Complex and flexible behavior is a major mark of intelligence. But does complex behavior necessarily require a complex brain? The basic goal of the psychologist Louise Barrett’s engaging new book, Beyond the Brain: How Body and Environment Shape Animal and Human Minds (Princeton University Press, 2011), is to get us to rethink this common assumption. Using a wide array of examples of non-human intelligence, as well as studies of infant cognition and development, Barrett shows how behavioral flexibility, when viewed within a larger system that includes body and environment, can arise without a big, fancy, and concept savvy brain.
Perhaps the most fascinating example of small-brain intelligence that Barrett offers for consideration is the Portia spider, a well-studied genus of the salticidae, or jumping spider, family (see pp. 57-70). Portia display a startling variety of flexible, context-dependent hunting behaviors, including mimicry, stalking, and “smoke-screen behavior” (that is, taking advantage of disturbances to advance undetected), all with very little brainpower. Perhaps most surprising, from a cognitive standpoint, is their ability negotiate obstacles when stalking, sometimes taking detours that cause them to lose sight of their prey. How could they do this without planning a route, or holding in mind some concept of the prey’s location? Experiments on Portia spiders indicate that this complex and seemingly representation-dependent behavior can be explained in terms of perceptual skills: if patterns of scanning and fixating with their powerful eyes (the best among invertebrates) are governed by a few simple “rules” – like a preference for uninterrupted horizontal edges leading to the prey – the spider may be able to improvise a detour without any “inner” map or plan.
By itself the Portia example may not seem that revolutionary, but together with other examples from robotics and animal cognition, Barrett’s book steadily undermines the assumption that intelligent behavior requires complex reasoning based on an “inner world” of concepts. Barrett does not deny that planning and other concept- or representation-heavy kinds of thought play an important role in human cognition. She merely wishes to question the anthropocentric bias that sees all intelligence in these terms. However, through her extensive considerations of small-brained intelligence, Barrett also raises questions about instances of “higher” primate and human infant intelligence that we more confidently presume to explain with concepts (for example, the recognition of familiar others such as relatives). And this leads to questions about the very nature and function of conceptual intelligence.

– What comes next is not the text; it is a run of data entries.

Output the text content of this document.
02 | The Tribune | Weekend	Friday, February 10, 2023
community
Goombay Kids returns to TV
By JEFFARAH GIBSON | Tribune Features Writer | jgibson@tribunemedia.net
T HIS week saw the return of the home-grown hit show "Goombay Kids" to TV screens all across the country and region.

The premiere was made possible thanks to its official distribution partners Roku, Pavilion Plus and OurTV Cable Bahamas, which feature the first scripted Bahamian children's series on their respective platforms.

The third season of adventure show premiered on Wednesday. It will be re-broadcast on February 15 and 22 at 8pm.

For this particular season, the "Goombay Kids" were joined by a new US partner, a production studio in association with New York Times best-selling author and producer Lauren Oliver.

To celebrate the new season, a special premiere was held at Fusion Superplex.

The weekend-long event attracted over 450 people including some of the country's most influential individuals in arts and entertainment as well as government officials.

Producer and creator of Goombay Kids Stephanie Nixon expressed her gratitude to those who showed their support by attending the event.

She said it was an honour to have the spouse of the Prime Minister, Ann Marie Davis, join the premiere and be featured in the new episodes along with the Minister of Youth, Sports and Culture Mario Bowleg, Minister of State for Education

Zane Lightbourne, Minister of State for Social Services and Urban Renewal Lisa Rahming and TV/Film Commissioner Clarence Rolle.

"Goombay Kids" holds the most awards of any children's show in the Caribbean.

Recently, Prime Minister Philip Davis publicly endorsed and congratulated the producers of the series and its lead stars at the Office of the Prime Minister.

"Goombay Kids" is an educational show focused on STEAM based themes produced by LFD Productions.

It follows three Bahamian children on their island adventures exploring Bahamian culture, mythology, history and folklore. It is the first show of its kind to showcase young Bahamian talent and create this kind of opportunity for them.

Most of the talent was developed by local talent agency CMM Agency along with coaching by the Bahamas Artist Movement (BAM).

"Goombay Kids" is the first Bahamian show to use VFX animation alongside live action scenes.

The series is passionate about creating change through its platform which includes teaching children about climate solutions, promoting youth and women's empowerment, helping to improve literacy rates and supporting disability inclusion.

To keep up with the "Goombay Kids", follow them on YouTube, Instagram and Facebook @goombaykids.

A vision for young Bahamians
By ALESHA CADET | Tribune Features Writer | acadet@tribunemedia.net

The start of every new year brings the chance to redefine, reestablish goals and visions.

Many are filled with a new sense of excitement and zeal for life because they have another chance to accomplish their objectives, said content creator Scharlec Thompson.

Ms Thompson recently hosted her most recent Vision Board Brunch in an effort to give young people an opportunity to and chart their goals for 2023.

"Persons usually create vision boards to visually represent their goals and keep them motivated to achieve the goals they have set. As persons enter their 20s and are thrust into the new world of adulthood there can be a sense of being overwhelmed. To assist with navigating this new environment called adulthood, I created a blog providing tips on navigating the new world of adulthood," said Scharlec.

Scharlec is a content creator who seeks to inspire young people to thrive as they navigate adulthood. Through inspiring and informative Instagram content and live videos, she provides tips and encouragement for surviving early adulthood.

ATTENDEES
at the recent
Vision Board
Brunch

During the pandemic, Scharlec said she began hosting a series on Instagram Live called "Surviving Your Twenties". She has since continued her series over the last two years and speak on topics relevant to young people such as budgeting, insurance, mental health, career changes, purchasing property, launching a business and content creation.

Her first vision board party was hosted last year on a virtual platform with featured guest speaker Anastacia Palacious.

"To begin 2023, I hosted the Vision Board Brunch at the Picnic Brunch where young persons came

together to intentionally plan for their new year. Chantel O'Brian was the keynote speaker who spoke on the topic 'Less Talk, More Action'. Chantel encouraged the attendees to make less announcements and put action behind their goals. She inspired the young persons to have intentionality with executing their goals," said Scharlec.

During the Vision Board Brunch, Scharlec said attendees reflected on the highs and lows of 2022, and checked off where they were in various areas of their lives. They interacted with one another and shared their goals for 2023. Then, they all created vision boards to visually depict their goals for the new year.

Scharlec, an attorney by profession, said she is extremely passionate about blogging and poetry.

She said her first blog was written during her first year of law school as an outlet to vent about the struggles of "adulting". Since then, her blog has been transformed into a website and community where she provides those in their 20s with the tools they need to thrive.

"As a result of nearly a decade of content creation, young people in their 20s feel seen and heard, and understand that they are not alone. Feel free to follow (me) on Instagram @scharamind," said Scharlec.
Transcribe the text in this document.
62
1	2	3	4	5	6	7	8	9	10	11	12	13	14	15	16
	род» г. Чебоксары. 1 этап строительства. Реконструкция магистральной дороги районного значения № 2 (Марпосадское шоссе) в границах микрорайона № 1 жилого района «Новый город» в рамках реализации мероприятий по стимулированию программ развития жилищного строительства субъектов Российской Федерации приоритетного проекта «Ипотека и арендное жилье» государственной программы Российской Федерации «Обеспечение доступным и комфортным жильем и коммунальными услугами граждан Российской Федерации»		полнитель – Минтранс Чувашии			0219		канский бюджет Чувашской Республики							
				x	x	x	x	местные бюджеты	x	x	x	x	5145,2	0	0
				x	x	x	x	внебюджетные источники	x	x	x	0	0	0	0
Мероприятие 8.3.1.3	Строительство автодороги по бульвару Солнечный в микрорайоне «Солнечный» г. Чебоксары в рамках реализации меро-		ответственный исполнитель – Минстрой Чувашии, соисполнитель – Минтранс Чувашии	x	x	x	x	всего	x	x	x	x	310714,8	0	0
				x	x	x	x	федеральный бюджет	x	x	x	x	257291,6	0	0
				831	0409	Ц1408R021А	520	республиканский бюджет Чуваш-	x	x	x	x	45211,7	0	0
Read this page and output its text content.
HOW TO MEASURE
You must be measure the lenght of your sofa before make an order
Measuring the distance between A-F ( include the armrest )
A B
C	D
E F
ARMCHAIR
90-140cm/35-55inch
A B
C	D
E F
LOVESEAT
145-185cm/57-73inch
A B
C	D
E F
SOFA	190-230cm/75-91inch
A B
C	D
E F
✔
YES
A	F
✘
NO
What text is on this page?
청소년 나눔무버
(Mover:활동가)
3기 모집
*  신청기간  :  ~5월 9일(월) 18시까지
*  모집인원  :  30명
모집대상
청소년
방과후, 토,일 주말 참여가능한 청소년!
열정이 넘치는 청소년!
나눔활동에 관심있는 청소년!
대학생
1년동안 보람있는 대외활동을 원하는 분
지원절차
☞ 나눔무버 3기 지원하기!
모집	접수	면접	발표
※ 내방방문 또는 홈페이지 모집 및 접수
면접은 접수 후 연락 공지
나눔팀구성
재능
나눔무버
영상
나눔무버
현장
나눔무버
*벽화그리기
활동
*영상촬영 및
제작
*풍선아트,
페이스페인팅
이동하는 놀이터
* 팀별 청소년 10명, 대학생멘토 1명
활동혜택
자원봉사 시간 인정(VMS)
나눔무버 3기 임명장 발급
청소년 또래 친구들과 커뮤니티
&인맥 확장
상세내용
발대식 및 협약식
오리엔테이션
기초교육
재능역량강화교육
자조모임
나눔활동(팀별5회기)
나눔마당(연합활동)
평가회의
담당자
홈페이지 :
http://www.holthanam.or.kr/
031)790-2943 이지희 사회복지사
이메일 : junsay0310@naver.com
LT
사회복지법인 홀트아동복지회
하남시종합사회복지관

Thus, while Barrett is exploring intelligence “beyond the brain,” she is also pursuing a deeper issue: how do complex brains like ours contribute to intelligent behavior? Mainstream cognitive science of the last fifty years has defined intelligence as inferential problem solving; accordingly, cognitive neuroscience has pictured the human brain as a massive, hierarchically organized information processor, and has focused on describing the computational (that is, algorithmic) processes of the brain that support this kind of problem solving. In Artificial Intelligence (AI), the “intellectual” bias of this computational approach has succeeded best in abstract domains like chess, while the basic motor skills of the average two-year-old have remained largely beyond reach. Although cognitive science has become increasingly focused on contributions of body and environment to intelligent behavior in the last two decades, the basic computational picture of intelligence remains dominant.
In contrast, one of the many virtues of Barrett’s book – and what sets it apart from many other endorsements of the turn toward “embodied” and “extended” views of cognition – is the clarity with which she shows that moving beyond the brain is not just a matter of lessening its computational burden: it also entails a radically different view of the kinds of problems for which big brains are needed, and a corresponding picture of how brains might function as non-computational organs of intelligence. Although Barrett herself does not announce the arrival of a new paradigm in cognitive and behavioral science, her book brings together an impressive collection of dissenting viewpoints that together pose, at the very least, a major challenge to the reigning computational approach: these include the action-oriented view of perception and cognition common to pragmatism (for example, John Dewey), phenomenology (Maurice Merleau-Ponty), and ecological psychology (James Gibson); the dynamical systems approach to brain function developed by Walter J. Freeman and others (J.A.S. Kelso); and the body- and world-dependent approach within AI (Rodney Brooks).
Barrett’s book is therefore an ideal introduction for philosophers, historians, and scientists to the main figures and ideas of non-computational cognitive science. Especially for philosophers, her book is worth considering as a bellwether of current and future trends, including the possibility that cognitive science and philosophy of mind might be entering a new “behaviorist” phase. Is this simply another swing of the pendulum, a reaction against the excesses – or perhaps the exhaustion – of the computational view, which itself was partly a reaction against the behaviorist paradigm that preceded it? Or is the S-R model that underlies both classical behaviorism and computational theory finally being overturned? Are we entering another “anti-mentalist” phase in which philosophers and scientists become allergic to any and all discussions of representation or “inner life?” Or might we find ways to understand representational, introspective, and imaginative dimensions of human thought that do not sneak in a homunculus?